Maruszak: Czekam na swoją szansę
07.05.2023 (12:00) | Jakub Kleczkowskifot.: Paweł Kot
Po spotkaniu Ślęzy Wrocław z Polonią Nysa (1:0) udało nam się porozmawiać z Igorem Maruszakiem. Młody obrońca jest wypożyczony do drużyny z Nysy ze Śląska Wrocław. Zapytaliśmy go między innymi o cele na końcówkę sezonu, plany na przyszłość i sportowe marzenia.
Na wstępie muszę powiedzieć, że cieszę się z naszej rozmowy na żywo, a nie przez internet.
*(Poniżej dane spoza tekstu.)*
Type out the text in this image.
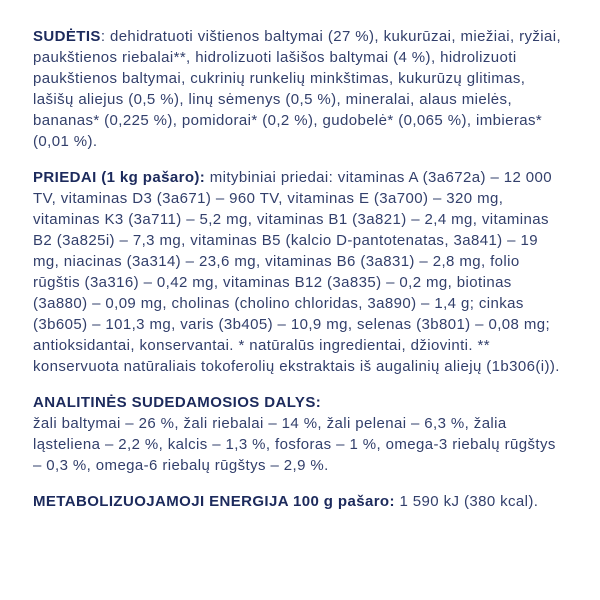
SUDĖTIS: dehidratuoti vištienos baltymai (27 %), kukurūzai, miežiai, ryžiai, paukštienos riebalai**, hidrolizuoti lašišos baltymai (4 %), hidrolizuoti paukštienos baltymai, cukrinių runkelių minkštimas, kukurūzų glitimas, lašišų aliejus (0,5 %), linų sėmenys (0,5 %), mineralai, alaus mielės, bananas* (0,225 %), pomidorai* (0,2 %), gudobelė* (0,065 %), imbieras* (0,01 %).

PRIEDAI (1 kg pašaro): mitybiniai priedai: vitaminas A (3a672a) – 12 000 TV, vitaminas D3 (3a671) – 960 TV, vitaminas E (3a700) – 320 mg, vitaminas K3 (3a711) – 5,2 mg, vitaminas B1 (3a821) – 2,4 mg, vitaminas B2 (3a825i) – 7,3 mg, vitaminas B5 (kalcio D-pantotenatas, 3a841) – 19 mg, niacinas (3a314) – 23,6 mg, vitaminas B6 (3a831) – 2,8 mg, folio rūgštis (3a316) – 0,42 mg, vitaminas B12 (3a835) – 0,2 mg, biotinas (3a880) – 0,09 mg, cholinas (cholino chloridas, 3a890) – 1,4 g; cinkas (3b605) – 101,3 mg, varis (3b405) – 10,9 mg, selenas (3b801) – 0,08 mg; antioksidantai, konservantai. * natūralūs ingredientai, džiovinti. ** konservuota natūraliais tokoferolių ekstraktais iš augalinių aliejų (1b306(i)).

ANALITINĖS SUDEDAMOSIOS DALYS:
žali baltymai – 26 %, žali riebalai – 14 %, žali pelenai – 6,3 %, žalia ląsteliena – 2,2 %, kalcis – 1,3 %, fosforas – 1 %, omega-3 riebalų rūgštys – 0,3 %, omega-6 riebalų rūgštys – 2,9 %.

METABOLIZUOJAMOJI ENERGIJA 100 g pašaro: 1 590 kJ (380 kcal).
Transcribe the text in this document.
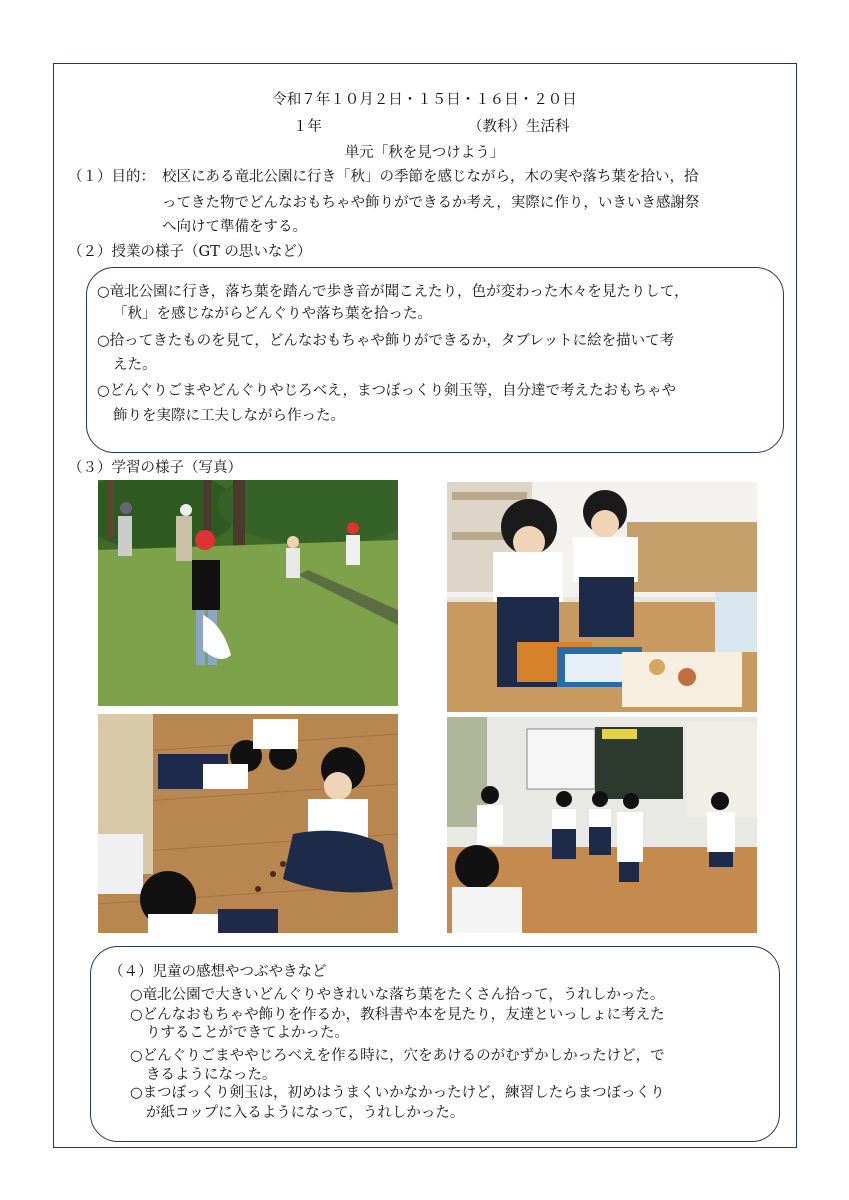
令和７年１０月２日・１５日・１６日・２０日
１年	（教科）生活科
単元「秋を見つけよう」
（１）目的： 校区にある竜北公園に行き「秋」の季節を感じながら，木の実や落ち葉を拾い，拾
ってきた物でどんなおもちゃや飾りができるか考え，実際に作り，いきいき感謝祭
へ向けて準備をする。
（２）授業の様子（GT の思いなど）
○竜北公園に行き，落ち葉を踏んで歩き音が聞こえたり，色が変わった木々を見たりして，
「秋」を感じながらどんぐりや落ち葉を拾った。
○拾ってきたものを見て，どんなおもちゃや飾りができるか，タブレットに絵を描いて考
えた。
○どんぐりごまやどんぐりやじろべえ，まつぼっくり剣玉等，自分達で考えたおもちゃや
飾りを実際に工夫しながら作った。
（３）学習の様子（写真）
（４）児童の感想やつぶやきなど
○竜北公園で大きいどんぐりやきれいな落ち葉をたくさん拾って，うれしかった。
○どんなおもちゃや飾りを作るか，教科書や本を見たり，友達といっしょに考えた
りすることができてよかった。
○どんぐりごまややじろべえを作る時に，穴をあけるのがむずかしかったけど，で
きるようになった。
○まつぼっくり剣玉は，初めはうまくいかなかったけど，練習したらまつぼっくり
が紙コップに入るようになって，うれしかった。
Igor Maruszak: Też się cieszę.
Jako redakcja chcemy ci złożyć życzenia urodzinowe. Wszystkiego najlepszego Igor!
Dzięki jeszcze raz.
Przejdźmy już do samego meczu. Na pewno było to dla was trudne spotkanie. Jak oceniasz występ twojego zespołu?
Na pewno to było trudne spotkanie. Przeciwnik postawił naprawdę wysoko poprzeczkę. Mimo tego, że prawie od samego początku meczu graliśmy w dziesiątkę, nasza gra wyglądała bardzo dobrze. Koledzy z zespołu bardzo wytrwale walczyli. Moim zdaniem nie odstawaliśmy od rywala. Nie było widać tej różnicy jednego zawodnika. Nawet tworzyliśmy sobie kolejne okazje, więc naprawdę szkoda tego wyniku.
Na pewno szkoda również z tego względu, że nie otrzymałeś dzisiaj szansy na pojawienie się na boisku. Czy bardzo liczyłeś na dzisiejszy występ?
Nie ukrywam, że liczyłem na ten występ. Jestem już w stu procentach gotowy do gry. Teraz to zależy tylko od decyzji naszego trenera. Cierpliwie czekam na swoją szansę.
Czyli byłbyś już w stanie rozegrać pełne 90 minut?
Tak sądzę.
Czy dzisiaj pojawiło się na trybunach jeszcze większe wsparcie niż zwykle ze względu na powrót po kontuzji?
Oczywiście, miałem dzisiaj wsparcie. Tak jak zawsze. Moi bliscy są na każdym meczu.
Czy powrót do Wrocławia jest dla ciebie czymś szczególnym?
Tak, jest to szczególne wydarzenie, ale kibice zawsze jeżdżą na mecze. Także to wsparcie mam zawsze.
Zarówno pierwsza drużyna Śląska, jak i rezerwy znajdują się aktualnie w strefach spadkowych w swoich ligach, będąc w ciężkiej sytuacji. I tu pojawia się pytanie, czy śledzisz losy klubu?
Tak, oczywiście śledzę wszystko. Pierwsza drużyna, rezerwy i do tego jeszcze drużynę U19. Sytuacja bez wątpienia jest bardzo trudna. Liczę, że każdy z wymienionych zespołów z każdym kolejnym meczem będzie coraz bliżej upragnionego utrzymania.
Kiedy obserwujesz sytuację Śląska, to możesz stwierdzić, że wiążesz z tym klubem swoją przyszłość?
Teraz skupiam się na tym co dzieje się w Polonii Nysa. Również walczymy o utrzymanie i nie mamy łatwej sytuacji. Jak na razie myślę tylko o tym, co jest teraz.
Czyli nie wybiegasz w przyszłość? Nie myślisz o tym gdzie będziesz w następnym sezonie?
Na ten moment nie. Myślę tylko o tym, co dzieje się w tym sezonie.
A jakie stawiasz przed sobą cele na końcówkę tego sezonu?
Najważniejszy jest dla mnie powrót do regularnej gry w Polonii Nysa. Chcę, żebyśmy się utrzymali. Ważne, żebyśmy zapewnili to sobie jak najszybciej. I to są dla mnie podstawowe zadania w tym sezonie.
Chciałbym wrócić jeszcze na chwilę do życzeń urodzinowych. Jakie są twoje sportowe marzenia? Czego możemy ci życzyć?
Musiałbym się zastanowić, ale pierwszą rzeczą, jaka przychodzi mi do głowy, jest gra w reprezentacji Polski. Chciałbym grać na jak najwyższym poziomie w Polsce albo za granicą.
Nie pozostaje nam nic innego jak życzyć spełnienia marzeń!